Tuesday, August 23, 2011


(Oddly enough, a few days after I originally wrote this, I saw this post on Dangerous Crayon on my Google Reader. I had no idea it was national s'mores day on the 10th, and I was surprised that we happened to use the same recipe and had such different opinions of the outcome.)
My sister Margs and I love s’mores.  I mean we don’t reserve them for special campfire moments, we will make them over the gas range, or in a pinch we’ll make them in the microwave.  We have been known to make them with fudge frosting when the chocolate bars run out, that’s how much we love s’mores.  So now that we can make our own graham crackers, the next logical step was to give marshmallows a try, right?
I did a fair amount of searching for a recipe.  There are a few ways to go on this one- your standard gelatin and corn syrup variety, corn free, gelatin free, and corn and gelatin free.  I thought for my first attempt, I’d go the conventional route with the gross gelatin and corn syrup.  I found a decent recipe from Alton Brown on the food network website. We made a half batch.
 1 ½ packets unflavored gelatin ($1.79 per 4 packets, 1.5 x $.45 per packet = $.67)
½ cup ice cold water, divided (free)
6 ounces granulated sugar, approximately ¾ cup ($2.99 per 5 lb, or $.598 per lb, $.598 x .375 lb = $.22)
½ cup light corn syrup ($2.99 per 16 oz, $2.99/4 = $.75)
1/8 teaspoon kosher salt  ($2.75 per 48 oz, $2.75/ 2266 1/8 tsp servings = less than $.01)
½ teaspoon vanilla extract  ($3.77 per 2oz, $3.77/24 ½ tsp servings = $.16)
2 Tbsp confectioners' sugar  ($1.47 per 32oz, $1.47/ 60 2 Tbsp servings = $.02)
2 Tbsp cornstarch ($1.17 per 16 oz, rough estimate = $.04)
Marshmallow is a sticky mess!
Well, I had a few issues with these.  My biggest problem was the distinctly barnyard smell to the mixing mallow.  I know what gelatin is, but I didn’t expect my confection to smell like hooves (which I guess is silly of me).  I also added the recommended amount of vanilla, and they were way too vanillay.   Lastly, I thought they were too soft tasting them alone. 

In the end, we ended up toasting the marshmallows over a candle flame in the middle of a power outage.  I expected them to fall apart and taste terrible, but toasted, the vanilla flavor was tempered a bit, and the soft texture actually worked well in a s’more, especially one that was toasted on a fork over a candle!

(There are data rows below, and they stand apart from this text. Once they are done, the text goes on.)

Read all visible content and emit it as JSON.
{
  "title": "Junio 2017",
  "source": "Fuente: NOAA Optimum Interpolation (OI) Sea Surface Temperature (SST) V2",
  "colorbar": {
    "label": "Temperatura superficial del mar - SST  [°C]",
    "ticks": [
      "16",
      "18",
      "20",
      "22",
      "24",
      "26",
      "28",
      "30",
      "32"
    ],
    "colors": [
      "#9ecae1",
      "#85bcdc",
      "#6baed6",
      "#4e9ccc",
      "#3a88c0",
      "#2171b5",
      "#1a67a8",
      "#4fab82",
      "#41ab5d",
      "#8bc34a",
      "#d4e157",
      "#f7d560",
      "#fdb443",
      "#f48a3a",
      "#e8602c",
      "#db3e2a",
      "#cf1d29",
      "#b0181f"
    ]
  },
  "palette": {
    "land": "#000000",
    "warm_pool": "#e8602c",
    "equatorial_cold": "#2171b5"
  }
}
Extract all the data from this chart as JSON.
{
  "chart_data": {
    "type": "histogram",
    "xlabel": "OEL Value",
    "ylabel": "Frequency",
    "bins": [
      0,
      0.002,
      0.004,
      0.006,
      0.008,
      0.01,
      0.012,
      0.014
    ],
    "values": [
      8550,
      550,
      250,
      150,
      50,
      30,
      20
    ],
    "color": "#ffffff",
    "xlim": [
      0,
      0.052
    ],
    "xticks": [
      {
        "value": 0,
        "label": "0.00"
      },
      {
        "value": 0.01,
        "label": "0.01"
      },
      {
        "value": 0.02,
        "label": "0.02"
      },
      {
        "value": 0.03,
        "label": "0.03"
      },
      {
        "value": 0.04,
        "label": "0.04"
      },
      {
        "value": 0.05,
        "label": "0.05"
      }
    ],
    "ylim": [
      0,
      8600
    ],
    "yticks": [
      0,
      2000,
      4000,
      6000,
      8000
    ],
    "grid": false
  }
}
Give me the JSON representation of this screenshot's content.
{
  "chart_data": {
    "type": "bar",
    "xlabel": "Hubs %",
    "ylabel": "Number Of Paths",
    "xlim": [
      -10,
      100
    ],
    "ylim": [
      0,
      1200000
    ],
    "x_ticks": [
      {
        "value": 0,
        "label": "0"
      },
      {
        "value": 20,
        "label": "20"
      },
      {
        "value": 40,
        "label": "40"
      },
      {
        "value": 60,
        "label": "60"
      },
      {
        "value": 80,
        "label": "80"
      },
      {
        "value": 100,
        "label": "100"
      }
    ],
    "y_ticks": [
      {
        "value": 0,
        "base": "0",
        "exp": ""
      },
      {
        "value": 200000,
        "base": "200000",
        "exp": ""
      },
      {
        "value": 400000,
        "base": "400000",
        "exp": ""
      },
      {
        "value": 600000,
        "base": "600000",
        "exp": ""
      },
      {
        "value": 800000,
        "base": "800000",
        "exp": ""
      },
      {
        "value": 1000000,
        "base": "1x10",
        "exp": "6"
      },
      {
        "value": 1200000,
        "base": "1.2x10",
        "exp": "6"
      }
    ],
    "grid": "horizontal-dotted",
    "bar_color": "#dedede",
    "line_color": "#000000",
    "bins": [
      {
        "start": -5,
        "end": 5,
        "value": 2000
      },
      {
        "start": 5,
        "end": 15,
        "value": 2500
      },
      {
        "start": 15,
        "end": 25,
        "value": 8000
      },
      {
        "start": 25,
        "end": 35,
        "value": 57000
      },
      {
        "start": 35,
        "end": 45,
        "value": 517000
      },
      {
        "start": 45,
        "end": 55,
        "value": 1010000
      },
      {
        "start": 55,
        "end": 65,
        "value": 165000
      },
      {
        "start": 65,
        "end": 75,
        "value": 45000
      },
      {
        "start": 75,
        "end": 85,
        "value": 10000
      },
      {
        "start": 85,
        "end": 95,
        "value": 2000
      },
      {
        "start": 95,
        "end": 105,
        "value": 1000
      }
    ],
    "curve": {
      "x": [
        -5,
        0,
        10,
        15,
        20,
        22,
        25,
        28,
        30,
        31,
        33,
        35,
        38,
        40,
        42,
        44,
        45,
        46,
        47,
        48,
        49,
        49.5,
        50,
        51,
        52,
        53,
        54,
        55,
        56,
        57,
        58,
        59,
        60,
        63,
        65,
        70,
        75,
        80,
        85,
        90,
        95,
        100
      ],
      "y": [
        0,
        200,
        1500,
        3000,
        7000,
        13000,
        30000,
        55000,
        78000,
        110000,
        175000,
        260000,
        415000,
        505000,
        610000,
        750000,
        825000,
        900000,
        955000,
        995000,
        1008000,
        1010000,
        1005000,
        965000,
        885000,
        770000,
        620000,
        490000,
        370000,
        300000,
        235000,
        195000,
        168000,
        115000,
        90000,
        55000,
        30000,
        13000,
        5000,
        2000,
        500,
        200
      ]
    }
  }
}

We also used our homemade graham crackers for this, which was very tasty, though it was very messy, just as I had speculated in the graham cracker post.  So messy, in fact, that we had to eat them over the sink!
Finished, ready for cutting
Honestly, I thought they were a pain in the bottom, and weren’t that great.  I’ll try out a gelatin free recipe and see if I feel the same.
Gross shot of the gelatin awaiting the sugar mixture.  Gross!
Try It:
$1.86 for a half batch, 12 oz, or $.16/oz
Buy It:
$.97 per 10 oz, or $.09/oz
Eew.  Just Buy It.  The homemade are twice the price and not good. 

Anyone have a recipe for marshmallows they love?  Please let me know, I'm still looking!


  1. Well, I liked them. I still don't think it's worth making though, since marshmallows are the type of thing you buy on a whim, but I think they were tasty. Also, I put them in hot chocolate and it was great, except it never dissolved, so it was still sitting at the bottom of my mug at the end, which is just strange.

  2. Although I liked the final outcome of my marshmallows, I was also skeptical of the smell while they were being made. I thought they smelled weird, and not at all like I thought a marshmallow should smell. I even thought the taste was a little odd (the whipped stuff prior to letting it set up) but that could also be because it turned out I caught I stomach bug my niece brought over to my house...

    Anyway - Once they were done, and I was recovered, I liked the taste well enough. They are time consuming to make, which might explain why I haven't made more. Totally not worth making if you don't have an interest in avoiding certain ingredients found in store bought marshmallows.